Question

The solubility of lead (ii) iodate, $Pb{{(I{{O}_{3}})}_{2}}$, is 0.76g/L at $25{{\text{ }}^{{}^\circ }}C$. How do you calculate the value of ${{K}_{sp}}$ at this same temperature?

Answer 1

The solubility product constant or ${{K}_{sp}}$ of a solid substance is an equilibrium constant which defines the extent of dissolution of a solid compound and its ions in an aqueous solution. It is given by the formula
${{K}_{sp}}={{[{{A}^{+}}]}^{a}}{{[{{B}^{-}}]}^{b}}$
Where ${{K}_{sp}}$ = solubility product constant,
${{A}^{+}}$ = cation in an aqueous solution,
${{B}^{-}}$ = anion in an aqueous solution,
And a, b = relative concentrations.

Complete step-by-step answer: The dissociation of ions of lead (ii) iodate $Pb{{(I{{O}_{3}})}_{2}}$ can be described by the equation
$Pb{{(I{{O}_{3}})}_{2}}(s)\overset{{}}{\leftrightarrows}P{{b}^{2+}}+2IO_{3}^{-}$
So, by applying the solubility product constant formula we get
${{K}_{sp}}=[P{{b}^{2+}}]{{[IO_{3}^{-}]}^{2}}$
From the dissociation equation and the solubility product constant, we can see that when one mole of $Pb{{(I{{O}_{3}})}_{2}}$ dissociates, it produces one mole of $P{{b}^{2+}}$ ions and two moles of $IO_{3}^{-}$ ions.
If we assume the molar solubility for $Pb{{(I{{O}_{3}})}_{2}}$ to be ${{S}_{molar}}$ , then
${{K}_{sp}}=[{{S}_{molar}}]{{[2{{S}_{molar}}]}^{2}}=4S_{molar}^{3}$.
We cannot use the solubility value given directly, as it is the mass solubility which is expressed in g/L. We first have to convert the mass solubility into molar solubility before using the data to calculate the solubility product constant ${{K}_{sp}}$.
Molar solubility can be defined as the number of moles of a solute which can be dissolved in one liter of a solution before it becomes a saturated solution.
Now, it is given to us that the mass solubility of $Pb{{(I{{O}_{3}})}_{2}}$ at $25{{\text{ }}^{{}^\circ }}C$ is 0.76 g/L.
The molar mass of $Pb{{(I{{O}_{3}})}_{2}}$ is 577 g/mol.
So, molar solubility will be

$${{S}_{molar}}=\dfrac{{{S}_{mass}}}{Molar\text{ }Mass} \\\ {{S}_{molar}}=\dfrac{0.76\text{ }g/L}{557\text{ }g/mol} \\\ {{S}_{molar}}=1.37\times {{10}^{-3}}\text{ }mol/L \\\$$

Using this value of molar mass solubility, we can calculate the solubility product.

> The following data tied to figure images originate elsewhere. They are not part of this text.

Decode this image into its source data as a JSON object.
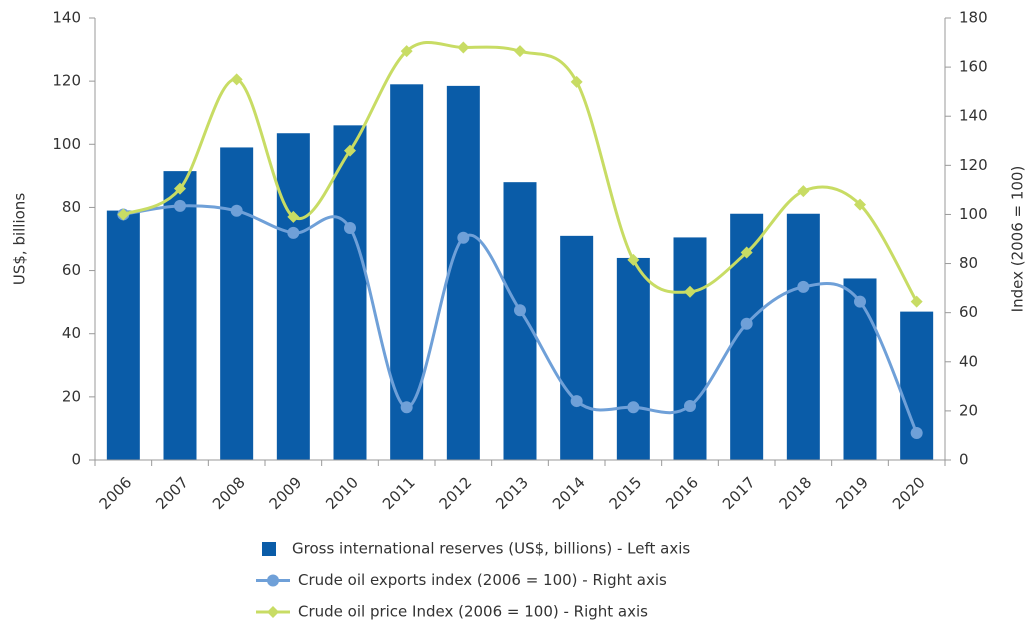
{
  "chart_data": {
    "type": "bar-line",
    "y_label": "US$, billions",
    "y2_label": "Index (2006 = 100)",
    "categories": [
      "2006",
      "2007",
      "2008",
      "2009",
      "2010",
      "2011",
      "2012",
      "2013",
      "2014",
      "2015",
      "2016",
      "2017",
      "2018",
      "2019",
      "2020"
    ],
    "series": [
      {
        "name": "Gross international reserves (US$, billions) - Left axis",
        "color": "#0a5ca8",
        "kind": "bar",
        "axis": "y",
        "values": [
          79,
          91.5,
          99,
          103.5,
          106,
          119,
          118.5,
          88,
          71,
          64,
          70.5,
          78,
          78,
          57.5,
          47
        ]
      },
      {
        "name": "Crude oil exports index (2006 = 100) - Right axis",
        "color": "#6fa0d8",
        "kind": "line",
        "marker": "circle",
        "axis": "y2",
        "values": [
          100,
          103.5,
          101.5,
          92.5,
          94.5,
          21.5,
          90.5,
          61,
          24,
          21.5,
          22,
          55.5,
          70.5,
          64.5,
          11
        ]
      },
      {
        "name": "Crude oil price Index (2006 = 100) - Right axis",
        "color": "#c8dc64",
        "kind": "line",
        "marker": "diamond",
        "axis": "y2",
        "values": [
          100,
          110.5,
          155,
          99,
          126,
          166.5,
          168,
          166.5,
          154,
          81.5,
          68.5,
          84.5,
          109.5,
          104,
          64.5
        ]
      }
    ],
    "ylim": [
      0,
      140
    ],
    "yticks": [
      0,
      20,
      40,
      60,
      80,
      100,
      120,
      140
    ],
    "y2lim": [
      0,
      180
    ],
    "y2ticks": [
      0,
      20,
      40,
      60,
      80,
      100,
      120,
      140,
      160,
      180
    ],
    "legend": "bottom"
  }
}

$${{K}_{sp}}=10.28\times {{10}^{-9}} \\\$$

Hence the value of ${{K}_{sp}}$ of lead (ii) iodate, $Pb{{(I{{O}_{3}})}_{2}}$ at $25{{\text{ }}^{{}^\circ }}C$, when its solubility is 0.76g/L, is $1.028\times {{10}^{-8}}$.

Note: It is important to note that higher the value of ${{K}_{sp}}$ of a product, the more the compound has the tendency to be soluble. Since the $K{{ }_{sp}}$ for $Pb{{(I{{O}_{3}})}_{2}}$ is extremely low, it can be inferred that it is a nearly insoluble compound.